The biggest problem with this flick is the length - but more to the point? The exact same story and feeling could have been accomplished in around ten minutes. I'm a little ashamed of myself, because it took me three separate sittings to get through this film. I love indie film and am completely used to a less than perfect production. But here, there's only so long looking at a man against a tree can hold my attention. Even if it's sprinkled with some roadside bits and some interior car shots and stairs. There's no real dialog, save the occasional line from a woman, that is near almost the same sentence every time. Also, there's only so long I can look at a sad looking man without any other real context. In case you're wondering? I've essentially summed up this entire forty minute film.
What's the actual plot? It's difficult to sum up because I'm not totally sure I get it - but we have our depressed man. Detached from the world with almost nobody, save his sad self and all the people who won't give him a ride. There is a woman who appears, but even her situation is skewed. It's hinted she was a girlfriend. It's also hinted maybe the man screwed up the relationship. Then again... it's hinted that maybe she screwed up the relationship - or both of them. Most of the actual plot between the two is introduced in the final act, crazily using a skull and mask with some narration. Yet everything is contradictory. That itself isn't totally the problem, considering this movie feels more like something to reflect on. But the fact it takes thirty five minutes of what feels like the same shot, to get there? That's a tough sell.
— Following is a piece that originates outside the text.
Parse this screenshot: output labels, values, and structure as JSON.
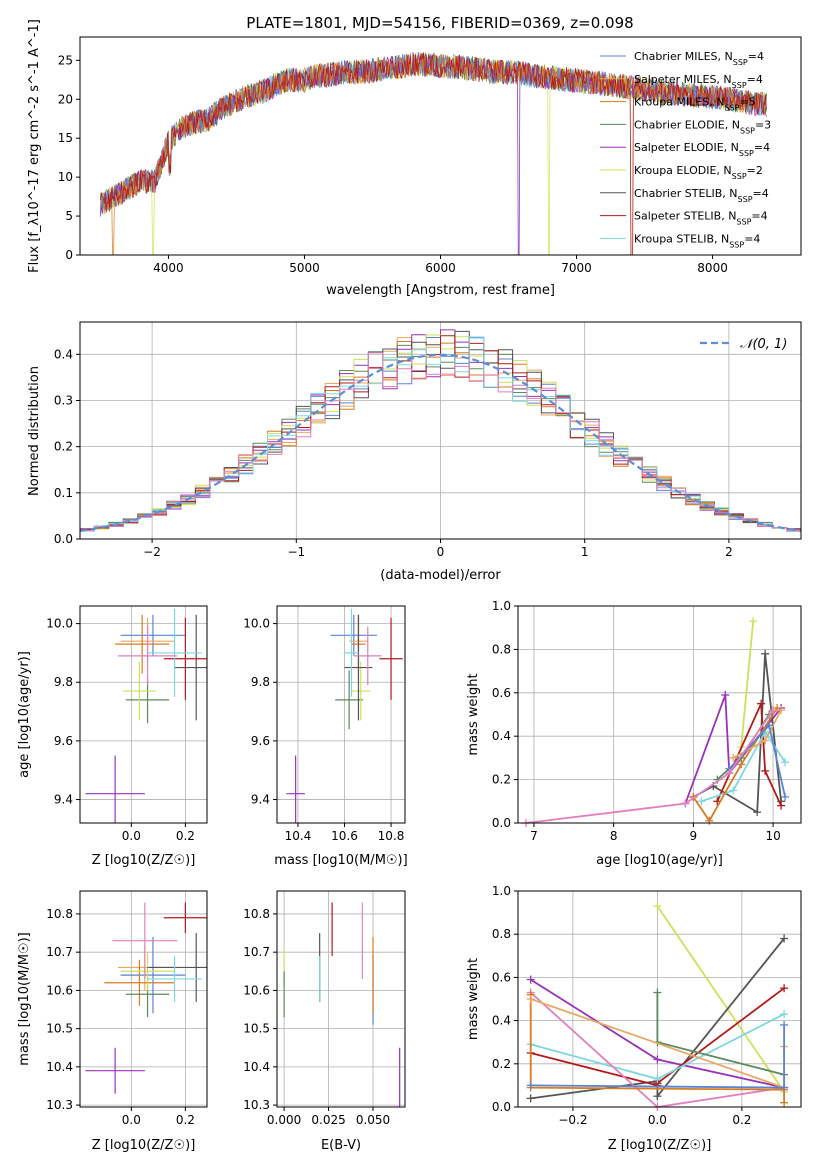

The technicalities of this production are also a slight problem, but could have been forgiven. In today's world, you have nine and ten year old kids asking their parents for a tripod. So their YouTube videos look better. "I Am The Wanderer" looks like nobody even bothered. It feels all hand-held, and hastily recorded. But more to the point? Considering most shots are a man against a tree, or by a road... almost anything could have been used to steady the shots. Rest the camera or phone on a rock. A bench. A branch. A curious squirrel. Anything! Maybe not every shot could have been done this way, but a good chunk could have been.
But again we're back to my original gripe. The length. Why was this film so long? There is probably a good thirty minutes of essentially the same shot. You could probably have actually used the same shot over and over again, and ended up with the same effect. I can only assume the filmmakers wanted to make a film that was long. Simply to say - hey! We made a forty minute movie! Sometimes however, shorter is better. When in doubt just read my opening statement. The truth is this. Had "I Am The Wanderer" been ten to fifteen minutes of choice edits, It probably would have been a great reflection piece. To sum things up? I have seen a lot worse - and have seen a lot worse from filmmakers with actual money to spend. This film simply needed to be edited down properly. I have no problem saying that the average viewer will probably never get through this one. Film buffs drawn to this particular style... maybe.